И вот: надо было опять идти. Тяжело подняв из наметенного сугроба мерзлую коровью палицу-ногу, ухнув, я вскидывал ее на плечо, брел дальше. Следующий привал был возле двух сварных гаражей: в образовавшемся там углу намело много свежего мягкого снега. Было там скользко, я упал и барахтался с холодной коровьей ногой в обнимку, то я ронял ее, то она меня.
В снегу я решил было сколько-то полежать, передохнуть, но ведь я не мог себе позволить заснуть и замерзнуть, не дотащив ноши. «Встаю. Встаю. Уже встаю…» — униженно оправдывался я; жалко, с готовностью отчитывался перед кем-то, строго наблюдавшим за мной со стороны.
И в соответствии с логикой победивших, те, кто набрал голосов больше, шумно перебираются в самые первые ряды и кресла зала, а зал, возбуждаясь от перемены, гудит. Собрание не кончается. Ораторы вновь сталкиваются у микрофона. К счастью, их идеи более пластичны и вытесняют одна другую не сшибаясь. Идеи медлительны. Идея может стоять над головами, над умами, как летнее облако над лесом, — долго. И чем ценнее и нужнее для людей внесенная тобой идея, тем в более видных рядах ты сидишь — ты и твои товарищи. Группа твоя тем самым передвигается значительно ближе к сцене, к президиуму. А при особо ценном предложении, исходящем от вас, и особо удачном голосовании группа захватывает и сам президиум, стремительно вскакивая из первых рядов и занимая места за столом с красным сукном, где микрофоны (строго по числу стульев в президиуме), а также обязательный старомодный высокий графин с водой. И с карандашом, чтобы постукивать им о графин, требуя внимания и желательно тишины.

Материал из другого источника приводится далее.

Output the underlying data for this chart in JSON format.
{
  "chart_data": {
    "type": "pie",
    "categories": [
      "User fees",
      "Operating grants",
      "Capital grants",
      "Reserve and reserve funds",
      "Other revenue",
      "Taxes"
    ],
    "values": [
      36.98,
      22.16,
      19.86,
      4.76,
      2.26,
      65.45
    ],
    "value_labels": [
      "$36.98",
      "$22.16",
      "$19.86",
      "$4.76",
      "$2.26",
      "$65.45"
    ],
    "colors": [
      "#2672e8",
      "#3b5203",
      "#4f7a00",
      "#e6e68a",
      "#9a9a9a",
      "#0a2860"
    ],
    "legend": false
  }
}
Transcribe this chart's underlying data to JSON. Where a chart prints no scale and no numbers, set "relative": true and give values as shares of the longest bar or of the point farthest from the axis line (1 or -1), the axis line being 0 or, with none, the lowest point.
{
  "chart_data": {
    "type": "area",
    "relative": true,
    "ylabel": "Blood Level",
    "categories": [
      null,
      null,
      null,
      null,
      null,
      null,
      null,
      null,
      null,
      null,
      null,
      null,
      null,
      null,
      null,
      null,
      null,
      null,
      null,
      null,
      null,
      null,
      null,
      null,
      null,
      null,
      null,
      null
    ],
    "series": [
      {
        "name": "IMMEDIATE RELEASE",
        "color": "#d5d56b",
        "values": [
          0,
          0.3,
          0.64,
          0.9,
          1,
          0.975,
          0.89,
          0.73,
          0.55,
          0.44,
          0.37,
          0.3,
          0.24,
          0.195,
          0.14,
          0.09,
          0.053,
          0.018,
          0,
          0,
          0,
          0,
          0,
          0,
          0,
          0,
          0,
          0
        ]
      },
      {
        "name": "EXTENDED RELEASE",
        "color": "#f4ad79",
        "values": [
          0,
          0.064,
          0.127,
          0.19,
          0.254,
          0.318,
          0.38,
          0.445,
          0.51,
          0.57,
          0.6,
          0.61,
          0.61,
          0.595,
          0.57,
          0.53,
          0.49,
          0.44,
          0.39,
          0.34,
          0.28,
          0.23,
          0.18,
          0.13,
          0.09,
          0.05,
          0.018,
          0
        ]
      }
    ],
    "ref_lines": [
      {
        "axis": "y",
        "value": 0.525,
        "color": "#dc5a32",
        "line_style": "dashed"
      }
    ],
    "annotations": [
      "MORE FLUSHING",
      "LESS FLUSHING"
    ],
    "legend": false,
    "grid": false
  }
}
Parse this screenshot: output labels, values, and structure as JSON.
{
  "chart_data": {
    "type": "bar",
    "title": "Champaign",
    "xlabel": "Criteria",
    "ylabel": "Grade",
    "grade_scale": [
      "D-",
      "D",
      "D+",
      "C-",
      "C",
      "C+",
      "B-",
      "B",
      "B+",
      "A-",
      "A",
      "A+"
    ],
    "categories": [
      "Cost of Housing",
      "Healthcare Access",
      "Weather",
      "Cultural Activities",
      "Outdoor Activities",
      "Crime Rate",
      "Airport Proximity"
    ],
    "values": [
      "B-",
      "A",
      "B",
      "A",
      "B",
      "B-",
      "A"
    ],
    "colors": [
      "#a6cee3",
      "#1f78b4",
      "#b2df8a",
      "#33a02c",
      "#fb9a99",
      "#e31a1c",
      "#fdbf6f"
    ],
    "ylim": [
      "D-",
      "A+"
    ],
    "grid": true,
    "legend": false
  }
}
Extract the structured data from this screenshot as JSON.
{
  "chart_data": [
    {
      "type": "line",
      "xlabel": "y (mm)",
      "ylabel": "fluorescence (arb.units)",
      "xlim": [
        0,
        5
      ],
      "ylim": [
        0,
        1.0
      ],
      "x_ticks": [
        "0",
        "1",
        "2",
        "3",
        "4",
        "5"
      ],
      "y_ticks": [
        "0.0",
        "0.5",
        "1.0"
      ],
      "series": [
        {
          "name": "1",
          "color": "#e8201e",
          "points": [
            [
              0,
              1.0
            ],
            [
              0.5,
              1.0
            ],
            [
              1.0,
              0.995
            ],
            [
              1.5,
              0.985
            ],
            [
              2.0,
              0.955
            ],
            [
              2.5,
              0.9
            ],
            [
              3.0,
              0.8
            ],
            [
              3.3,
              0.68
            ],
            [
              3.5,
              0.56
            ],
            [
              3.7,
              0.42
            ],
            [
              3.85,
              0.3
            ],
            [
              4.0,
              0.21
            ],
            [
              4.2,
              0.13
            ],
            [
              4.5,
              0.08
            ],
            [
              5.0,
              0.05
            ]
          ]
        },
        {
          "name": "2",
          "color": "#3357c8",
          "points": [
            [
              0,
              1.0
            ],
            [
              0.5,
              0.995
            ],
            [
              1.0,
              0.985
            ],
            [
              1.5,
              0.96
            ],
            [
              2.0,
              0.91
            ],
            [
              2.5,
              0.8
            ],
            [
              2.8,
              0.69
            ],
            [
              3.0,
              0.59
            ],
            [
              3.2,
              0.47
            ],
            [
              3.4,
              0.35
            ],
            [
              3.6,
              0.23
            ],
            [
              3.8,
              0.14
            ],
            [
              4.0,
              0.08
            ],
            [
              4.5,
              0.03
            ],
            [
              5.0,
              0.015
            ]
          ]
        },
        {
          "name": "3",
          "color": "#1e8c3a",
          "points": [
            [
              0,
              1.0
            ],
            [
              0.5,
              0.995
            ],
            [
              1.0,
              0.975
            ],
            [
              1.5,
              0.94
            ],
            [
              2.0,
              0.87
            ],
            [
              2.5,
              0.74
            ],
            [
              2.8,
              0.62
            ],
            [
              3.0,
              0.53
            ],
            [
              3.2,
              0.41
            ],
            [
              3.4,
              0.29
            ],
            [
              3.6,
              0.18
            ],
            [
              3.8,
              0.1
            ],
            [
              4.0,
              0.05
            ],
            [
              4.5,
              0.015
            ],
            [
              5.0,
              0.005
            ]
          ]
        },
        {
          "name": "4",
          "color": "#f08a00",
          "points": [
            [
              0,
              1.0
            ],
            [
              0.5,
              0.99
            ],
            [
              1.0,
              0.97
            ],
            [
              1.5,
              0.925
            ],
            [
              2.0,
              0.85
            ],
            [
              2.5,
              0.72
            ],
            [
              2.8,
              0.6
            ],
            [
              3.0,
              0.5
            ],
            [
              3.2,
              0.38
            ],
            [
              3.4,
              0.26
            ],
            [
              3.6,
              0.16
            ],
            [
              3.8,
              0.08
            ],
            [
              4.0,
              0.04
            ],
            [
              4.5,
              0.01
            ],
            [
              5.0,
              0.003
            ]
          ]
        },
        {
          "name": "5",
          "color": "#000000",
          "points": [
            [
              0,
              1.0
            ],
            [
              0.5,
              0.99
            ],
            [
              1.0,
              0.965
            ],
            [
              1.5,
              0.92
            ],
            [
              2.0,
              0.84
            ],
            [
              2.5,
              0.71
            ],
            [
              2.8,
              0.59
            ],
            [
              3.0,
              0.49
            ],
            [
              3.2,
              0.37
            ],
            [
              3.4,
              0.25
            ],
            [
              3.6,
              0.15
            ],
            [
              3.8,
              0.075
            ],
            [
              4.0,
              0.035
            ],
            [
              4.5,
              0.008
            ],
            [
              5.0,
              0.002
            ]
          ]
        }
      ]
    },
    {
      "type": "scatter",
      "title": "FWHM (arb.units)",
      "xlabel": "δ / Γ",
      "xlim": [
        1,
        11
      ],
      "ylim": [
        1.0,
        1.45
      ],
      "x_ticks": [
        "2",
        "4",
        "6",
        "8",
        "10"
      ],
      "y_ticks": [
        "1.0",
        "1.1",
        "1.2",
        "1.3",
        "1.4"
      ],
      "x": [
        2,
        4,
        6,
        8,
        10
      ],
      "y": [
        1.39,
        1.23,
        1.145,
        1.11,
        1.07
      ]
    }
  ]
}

Разумеется, людские судьбы повязаны с поражением; у лидера есть свита, его окружение, сподвижники, вся его живая аура должна теперь, после плохого голосования, переместиться назад (если они не перебежчики). Кресло впереди пустеет. Оставивший его, бывший большой человек, подняв голову, уходит, как значительны все еще его шаги! Выбравшись из ряда, он удаляется куда-то в тылы, в темноту зала (он, возможно, вообще покинет собрание, он раздавлен, поднятая голова горделива только на эту, на одну-единственную минуту выхода) — там и тут освобождаются поблизости кресла, его люди уходят в тень, а из тени им навстречу (к свету уже на полпути) движутся, посверкивая глазами, сбившиеся в стайку крепкие, неущербные люди, удачники.